Na supracitada série Super Flowers (Figura 1) Herkenhoff homenageia o fluminense Alberto da Veiga Guignard (1896-1962), pintor emblemático do modernismo brasileiro, que além de autor de paisagens oníricas ou imaginárias, em

Figura 1 Augusto Herkenhoff, Vaso de flores, 2014. Acrílica s/tela, 61 x 61 cm. Fonte: Imagem cedida à autora pelo artista. 

que enormes balões sobrevoam as igrejas de Ouro Preto - cidade onde ele atuou nos últimos anos de vida -, também criou cenas intimistas, e inúmeros vasos de flores.
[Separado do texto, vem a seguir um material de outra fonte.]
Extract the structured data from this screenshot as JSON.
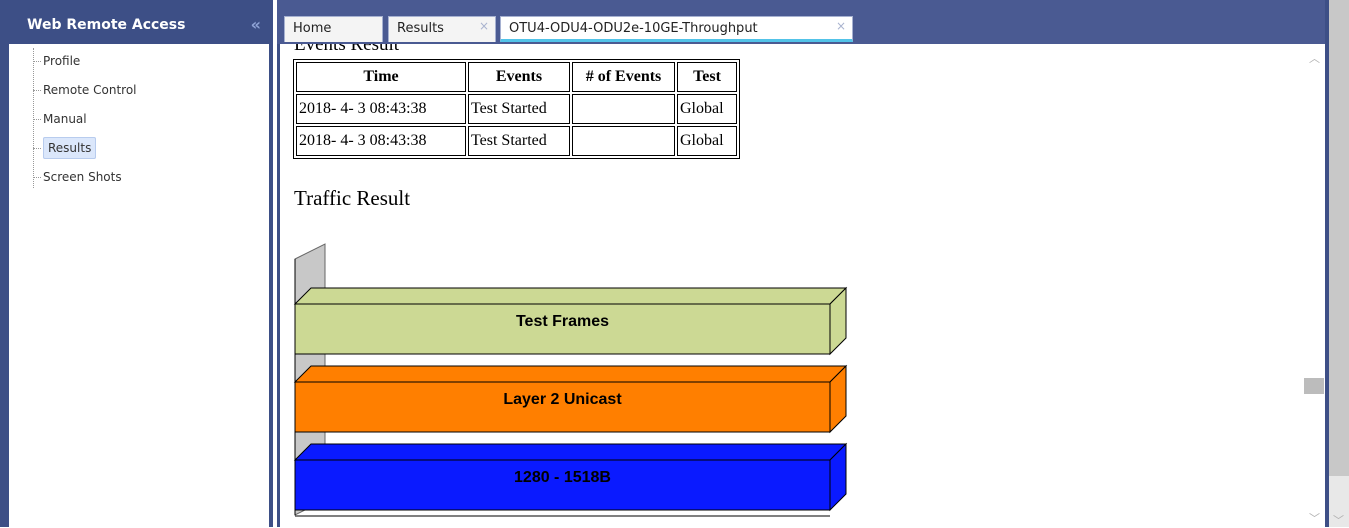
{
  "sidebar": {
    "title": "Web Remote Access",
    "collapse_glyph": "«",
    "items": [
      {
        "label": "Profile"
      },
      {
        "label": "Remote Control"
      },
      {
        "label": "Manual"
      },
      {
        "label": "Results",
        "selected": true
      },
      {
        "label": "Screen Shots"
      }
    ]
  },
  "tabs": [
    {
      "label": "Home",
      "closable": false,
      "active": false
    },
    {
      "label": "Results",
      "closable": true,
      "active": false
    },
    {
      "label": "OTU4-ODU4-ODU2e-10GE-Throughput",
      "closable": true,
      "active": true
    }
  ],
  "close_glyph": "×",
  "events": {
    "title": "Events Result",
    "headers": [
      "Time",
      "Events",
      "# of Events",
      "Test"
    ],
    "rows": [
      [
        "2018- 4- 3 08:43:38",
        "Test Started",
        "",
        "Global"
      ],
      [
        "2018- 4- 3 08:43:38",
        "Test Started",
        "",
        "Global"
      ]
    ]
  },
  "traffic": {
    "title": "Traffic Result"
  },
  "chart_data": {
    "type": "bar",
    "orientation": "horizontal",
    "categories": [
      "Test Frames",
      "Layer 2 Unicast",
      "1280 - 1518B"
    ],
    "values": [
      100,
      100,
      100
    ],
    "unit": "%",
    "xlim": [
      0,
      100
    ],
    "ticks": [
      "0%",
      "50%",
      "100%"
    ],
    "colors": [
      "#ccd994",
      "#ff7f00",
      "#0a1aff"
    ],
    "grid": false,
    "legend": "none"
  },
  "colors": {
    "header_bg": "#3d4f86",
    "active_tab_underline": "#52c3e8"
  }
}
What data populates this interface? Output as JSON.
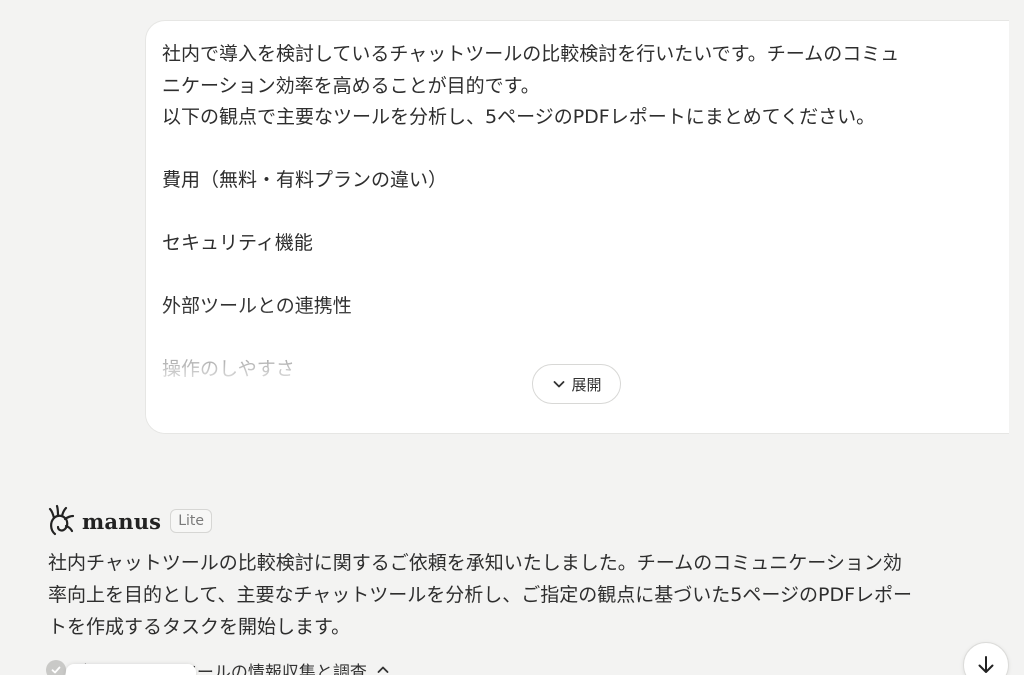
{
  "user_message": {
    "lines": [
      "社内で導入を検討しているチャットツールの比較検討を行いたいです。チームのコミュ",
      "ニケーション効率を高めることが目的です。",
      "以下の観点で主要なツールを分析し、5ページのPDFレポートにまとめてください。",
      "費用（無料・有料プランの違い）",
      "セキュリティ機能",
      "外部ツールとの連携性",
      "操作のしやすさ"
    ],
    "expand_label": "展開",
    "expand_icon": "chevron-down-icon"
  },
  "assistant": {
    "name": "manus",
    "plan_badge": "Lite",
    "logo_icon": "manus-logo-icon",
    "message_lines": [
      "社内チャットツールの比較検討に関するご依頼を承知いたしました。チームのコミュニケーション効",
      "率向上を目的として、主要なチャットツールを分析し、ご指定の観点に基づいた5ページのPDFレポー",
      "トを作成するタスクを開始します。"
    ],
    "task": {
      "label": "主要チャットツールの情報収集と調査",
      "status_icon": "check-circle-icon",
      "toggle_icon": "chevron-up-icon"
    }
  },
  "scroll_button": {
    "icon": "arrow-down-icon"
  },
  "colors": {
    "background": "#f3f3f2",
    "card": "#ffffff",
    "text": "#2e2e2e",
    "muted": "#9a9a9a"
  }
}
Entretanto, as composições herkenhoffianas não se mostram partidárias das minúcias e do preciosismo de Guignard, pois o objetivo não é imitá-lo ou superá-lo. Inspira-se no antecessor para reeditar e retirar do esquecimento um dos temas prediletos de Guignard, mas o faz recorrendo a formas sintéticas ou econômicas, elaboradas com pinceladas rápidas, vigorosas e carregadas de matéria e cores puras e chapadas, em composições que parecem geradas a partir de um mesmo arcabouço construtivo.

Na série Natureza e Cultura, o artista faz referência às fábulas, em que animais selvagens e domésticos - tucanos, perus, gatos, cães, coelhos, onças, raposas, lobos, asnos, macacos, ursos, entre outros - são personificados e agem como racionais. Representados em três quartos, têm a cabeça e as mãos dos animais segurando um livro aberto à altura do peito em cuja leitura eles parecem concentrar-se, parodiando os “homens civilizados”. Alguns animais fixam o interlocutor, como se o interrogassem sobre o que leva os homens a praticarem ações insensatas, ameaçadoras, agressivas, gananciosas ou destruidoras do meio ambiente e da vida das espécies. Por meio dessa discrepância ou paradoxo, Herkenhoff se refere às atuais políticas perversas e devastadoras da exuberante e dadivosa natureza brasileira.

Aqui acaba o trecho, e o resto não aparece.